I’m in the process of developing a user mode block driver for Windows which works similarly to BeyondRAID (I wrote a paper on the tech long before BeyondRAID came around) and it combines RAID 0, RAID 5 and RAID 6 technologies to maximize reliability of hard drives at a block based level instead of making use of technologies like RAID-Z which requires a full file system implementation.
The goal of the technology is to make RAID a technology within the reach of consumers for home media servers and the such. I also wish to perform this function in software since then hard drive controllers can be mixed and matched as opposed to needing to purchase a high port count controller which has become prohibitively expensive over time.
For a home media server to be useful these days, it needs to run on extremely inexpensive hardware. An ION based NVidia motherboard would be an ideal system for a home RAID. The problem is, to achieve even reasonable performance, either an ASIC or a GPU based solution would be needed. Implementing this using an ASIC is easy enough and by selling a board through a chinese vendor like deal extreme would be easy enough. But in reality, it’s a far less than perfect solution.
Therefore, GPU is the way to go if it’s practical. I’ve done very limited GPU computing programming. Thus far, it has been limited to OpenGL based fragment shaders and the such, and that of course has been floating point based.
- Would it be practical and more importantly beneficial to code (in CUDA for example), an engine for offloading XOR block operations from the CPU effectively making the GPU a RAID coprocessor?
The CPU would handle all the block based processing, things like “what do I store where”, create a job, asynchronously pull the needed blocks from the hard drives needed to perform the XOR, then push the data to the graphics card several blocks at a time. Then when the job is done, the GPU would signal the CPU of the job completion and asynchronously write the data to the drive.

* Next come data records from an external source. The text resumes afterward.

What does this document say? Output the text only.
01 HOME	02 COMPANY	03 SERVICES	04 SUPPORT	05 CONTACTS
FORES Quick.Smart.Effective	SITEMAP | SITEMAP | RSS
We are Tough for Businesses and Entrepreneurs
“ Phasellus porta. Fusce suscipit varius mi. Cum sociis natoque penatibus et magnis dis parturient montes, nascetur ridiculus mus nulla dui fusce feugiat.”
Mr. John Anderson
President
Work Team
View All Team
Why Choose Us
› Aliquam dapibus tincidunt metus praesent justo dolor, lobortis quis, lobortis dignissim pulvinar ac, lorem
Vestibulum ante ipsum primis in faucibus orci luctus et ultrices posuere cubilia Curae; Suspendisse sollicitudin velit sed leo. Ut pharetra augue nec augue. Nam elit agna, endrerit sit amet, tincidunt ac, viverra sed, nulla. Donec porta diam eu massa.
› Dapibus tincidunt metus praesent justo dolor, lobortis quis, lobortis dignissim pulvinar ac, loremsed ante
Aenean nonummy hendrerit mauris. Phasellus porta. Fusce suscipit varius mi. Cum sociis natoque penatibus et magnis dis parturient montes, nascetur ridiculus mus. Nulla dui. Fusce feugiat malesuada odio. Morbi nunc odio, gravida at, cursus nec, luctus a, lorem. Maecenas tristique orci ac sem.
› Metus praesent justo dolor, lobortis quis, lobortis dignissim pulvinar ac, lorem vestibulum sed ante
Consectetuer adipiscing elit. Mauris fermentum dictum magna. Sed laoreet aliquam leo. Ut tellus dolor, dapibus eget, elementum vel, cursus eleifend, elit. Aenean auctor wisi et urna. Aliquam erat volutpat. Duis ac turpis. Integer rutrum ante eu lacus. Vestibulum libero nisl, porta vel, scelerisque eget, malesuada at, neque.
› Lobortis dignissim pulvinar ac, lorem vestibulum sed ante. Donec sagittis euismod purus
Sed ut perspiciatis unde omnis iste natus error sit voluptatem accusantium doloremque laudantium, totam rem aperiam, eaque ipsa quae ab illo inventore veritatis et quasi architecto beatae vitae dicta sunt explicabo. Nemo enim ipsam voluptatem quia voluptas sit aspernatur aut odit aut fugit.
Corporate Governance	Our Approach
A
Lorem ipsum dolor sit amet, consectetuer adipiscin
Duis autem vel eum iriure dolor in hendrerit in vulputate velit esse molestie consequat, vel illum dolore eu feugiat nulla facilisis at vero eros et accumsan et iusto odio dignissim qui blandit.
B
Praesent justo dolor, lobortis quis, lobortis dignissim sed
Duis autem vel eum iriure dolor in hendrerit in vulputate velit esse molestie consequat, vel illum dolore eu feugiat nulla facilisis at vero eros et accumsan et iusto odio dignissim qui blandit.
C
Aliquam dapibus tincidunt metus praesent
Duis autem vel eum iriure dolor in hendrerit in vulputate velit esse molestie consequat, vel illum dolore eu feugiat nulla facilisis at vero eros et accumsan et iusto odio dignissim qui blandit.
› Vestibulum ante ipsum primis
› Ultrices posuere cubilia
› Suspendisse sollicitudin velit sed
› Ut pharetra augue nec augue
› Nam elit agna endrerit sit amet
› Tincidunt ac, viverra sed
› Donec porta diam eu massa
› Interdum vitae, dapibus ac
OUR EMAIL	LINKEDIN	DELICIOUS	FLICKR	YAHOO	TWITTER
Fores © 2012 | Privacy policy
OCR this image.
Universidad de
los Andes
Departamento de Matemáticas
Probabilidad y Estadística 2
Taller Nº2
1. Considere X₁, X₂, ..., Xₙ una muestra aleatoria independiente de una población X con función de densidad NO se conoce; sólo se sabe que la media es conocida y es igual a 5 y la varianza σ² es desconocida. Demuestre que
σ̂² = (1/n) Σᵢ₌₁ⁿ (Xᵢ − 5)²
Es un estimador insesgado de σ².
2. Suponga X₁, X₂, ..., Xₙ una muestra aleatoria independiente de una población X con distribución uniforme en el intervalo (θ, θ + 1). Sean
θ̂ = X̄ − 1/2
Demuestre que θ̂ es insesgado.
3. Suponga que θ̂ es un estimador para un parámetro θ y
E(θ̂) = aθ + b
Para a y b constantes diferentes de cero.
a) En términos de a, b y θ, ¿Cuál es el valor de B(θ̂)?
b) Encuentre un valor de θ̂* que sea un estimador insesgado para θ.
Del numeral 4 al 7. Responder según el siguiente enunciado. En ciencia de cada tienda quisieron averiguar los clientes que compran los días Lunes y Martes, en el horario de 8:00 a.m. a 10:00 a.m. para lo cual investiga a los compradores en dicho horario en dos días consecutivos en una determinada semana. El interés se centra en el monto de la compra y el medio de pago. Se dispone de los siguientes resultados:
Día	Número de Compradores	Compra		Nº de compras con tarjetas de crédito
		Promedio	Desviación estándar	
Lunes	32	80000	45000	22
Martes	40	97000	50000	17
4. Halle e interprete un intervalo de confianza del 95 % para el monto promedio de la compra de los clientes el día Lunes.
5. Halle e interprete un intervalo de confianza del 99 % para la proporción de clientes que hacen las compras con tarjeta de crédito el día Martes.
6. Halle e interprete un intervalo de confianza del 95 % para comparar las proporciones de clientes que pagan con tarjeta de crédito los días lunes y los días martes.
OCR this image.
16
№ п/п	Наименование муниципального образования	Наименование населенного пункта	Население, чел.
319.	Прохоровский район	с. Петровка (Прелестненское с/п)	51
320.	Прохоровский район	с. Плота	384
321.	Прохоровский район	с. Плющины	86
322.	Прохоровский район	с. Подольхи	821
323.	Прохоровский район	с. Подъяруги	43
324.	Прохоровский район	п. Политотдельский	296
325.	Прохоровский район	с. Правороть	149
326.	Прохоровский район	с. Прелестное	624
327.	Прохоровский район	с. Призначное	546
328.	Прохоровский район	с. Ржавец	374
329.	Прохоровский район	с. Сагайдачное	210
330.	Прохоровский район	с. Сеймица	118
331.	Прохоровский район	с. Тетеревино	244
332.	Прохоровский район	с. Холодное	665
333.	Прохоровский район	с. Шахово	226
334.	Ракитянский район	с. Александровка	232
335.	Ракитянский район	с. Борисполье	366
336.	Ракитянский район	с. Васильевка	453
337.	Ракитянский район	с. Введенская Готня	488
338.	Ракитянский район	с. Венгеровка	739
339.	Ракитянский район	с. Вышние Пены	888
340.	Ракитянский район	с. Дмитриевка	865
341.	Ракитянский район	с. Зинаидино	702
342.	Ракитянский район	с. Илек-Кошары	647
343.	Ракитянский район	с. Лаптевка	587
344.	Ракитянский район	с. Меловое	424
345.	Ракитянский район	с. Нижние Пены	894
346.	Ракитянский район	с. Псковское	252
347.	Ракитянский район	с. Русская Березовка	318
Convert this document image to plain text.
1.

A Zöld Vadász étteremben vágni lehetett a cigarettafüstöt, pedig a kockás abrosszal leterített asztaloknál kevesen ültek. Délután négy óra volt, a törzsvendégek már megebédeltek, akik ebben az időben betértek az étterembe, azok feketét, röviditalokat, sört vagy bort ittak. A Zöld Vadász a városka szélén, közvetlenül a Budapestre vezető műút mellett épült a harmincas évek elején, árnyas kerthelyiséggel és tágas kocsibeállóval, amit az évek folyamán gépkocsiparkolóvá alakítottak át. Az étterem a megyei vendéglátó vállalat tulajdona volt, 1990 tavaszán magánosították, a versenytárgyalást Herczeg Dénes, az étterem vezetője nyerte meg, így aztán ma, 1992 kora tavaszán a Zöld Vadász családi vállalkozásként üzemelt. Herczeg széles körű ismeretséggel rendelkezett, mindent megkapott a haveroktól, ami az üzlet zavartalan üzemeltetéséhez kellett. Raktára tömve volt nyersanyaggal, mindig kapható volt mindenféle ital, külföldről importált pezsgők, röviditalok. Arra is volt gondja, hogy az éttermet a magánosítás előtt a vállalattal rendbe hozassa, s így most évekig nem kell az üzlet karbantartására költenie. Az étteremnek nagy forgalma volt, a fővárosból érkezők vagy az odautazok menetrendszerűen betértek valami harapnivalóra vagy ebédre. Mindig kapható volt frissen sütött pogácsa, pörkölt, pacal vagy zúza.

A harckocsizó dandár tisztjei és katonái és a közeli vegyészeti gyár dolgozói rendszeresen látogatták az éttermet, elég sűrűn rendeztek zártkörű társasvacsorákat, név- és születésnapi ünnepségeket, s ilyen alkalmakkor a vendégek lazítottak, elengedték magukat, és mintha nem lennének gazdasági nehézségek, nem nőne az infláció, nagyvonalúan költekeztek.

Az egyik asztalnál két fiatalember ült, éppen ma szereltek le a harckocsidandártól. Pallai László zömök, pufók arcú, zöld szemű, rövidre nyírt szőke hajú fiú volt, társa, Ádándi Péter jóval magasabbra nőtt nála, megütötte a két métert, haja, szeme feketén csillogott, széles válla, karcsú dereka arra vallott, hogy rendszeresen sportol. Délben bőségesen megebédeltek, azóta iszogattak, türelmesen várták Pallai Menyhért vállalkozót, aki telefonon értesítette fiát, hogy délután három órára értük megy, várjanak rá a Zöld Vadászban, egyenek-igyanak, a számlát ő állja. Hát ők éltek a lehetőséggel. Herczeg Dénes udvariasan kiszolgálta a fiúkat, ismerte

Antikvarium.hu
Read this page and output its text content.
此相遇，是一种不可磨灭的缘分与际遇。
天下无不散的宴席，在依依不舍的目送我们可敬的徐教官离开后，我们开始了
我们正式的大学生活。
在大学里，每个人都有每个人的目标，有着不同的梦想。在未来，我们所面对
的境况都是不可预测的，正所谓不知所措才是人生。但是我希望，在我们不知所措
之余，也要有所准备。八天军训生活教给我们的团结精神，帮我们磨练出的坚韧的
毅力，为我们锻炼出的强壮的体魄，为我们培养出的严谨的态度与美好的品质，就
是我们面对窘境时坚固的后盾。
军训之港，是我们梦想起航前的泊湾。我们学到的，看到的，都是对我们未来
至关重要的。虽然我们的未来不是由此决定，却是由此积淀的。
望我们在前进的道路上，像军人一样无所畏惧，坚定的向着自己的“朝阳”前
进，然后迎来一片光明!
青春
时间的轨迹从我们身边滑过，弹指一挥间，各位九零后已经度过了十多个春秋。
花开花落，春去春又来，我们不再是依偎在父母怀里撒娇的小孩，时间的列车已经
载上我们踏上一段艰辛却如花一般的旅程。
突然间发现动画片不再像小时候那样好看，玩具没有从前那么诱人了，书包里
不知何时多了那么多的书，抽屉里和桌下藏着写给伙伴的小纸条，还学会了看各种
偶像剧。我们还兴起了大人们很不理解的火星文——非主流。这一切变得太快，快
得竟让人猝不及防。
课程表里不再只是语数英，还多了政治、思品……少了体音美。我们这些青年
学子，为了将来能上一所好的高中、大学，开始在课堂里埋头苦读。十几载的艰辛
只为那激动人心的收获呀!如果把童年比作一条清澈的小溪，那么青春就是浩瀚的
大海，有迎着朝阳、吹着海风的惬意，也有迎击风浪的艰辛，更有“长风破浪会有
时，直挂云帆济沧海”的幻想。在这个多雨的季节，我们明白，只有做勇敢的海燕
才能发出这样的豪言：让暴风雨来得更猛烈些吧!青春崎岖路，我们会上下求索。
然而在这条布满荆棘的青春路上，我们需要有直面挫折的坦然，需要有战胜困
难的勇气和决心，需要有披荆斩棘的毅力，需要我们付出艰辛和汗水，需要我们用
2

The performance of this would depend highly on whether the GPU is suitable for running large loops of integer operations on system memory. In the case of the ION based Atom boards, I imagine that the system memory and graphics memory is the same memory. Also, because the graphics memory needs to be accessed in a clock sensitive manor, the GPU is able to read it quite smoothly “DMA style”.
-
Can I pass a pointer to system memory to the GPU and operate directly on that?
-
Are there “CPU/GPU” tools for synchronization? Can I signal the CPU when a job is finished?
Thanks in advance,
- Darren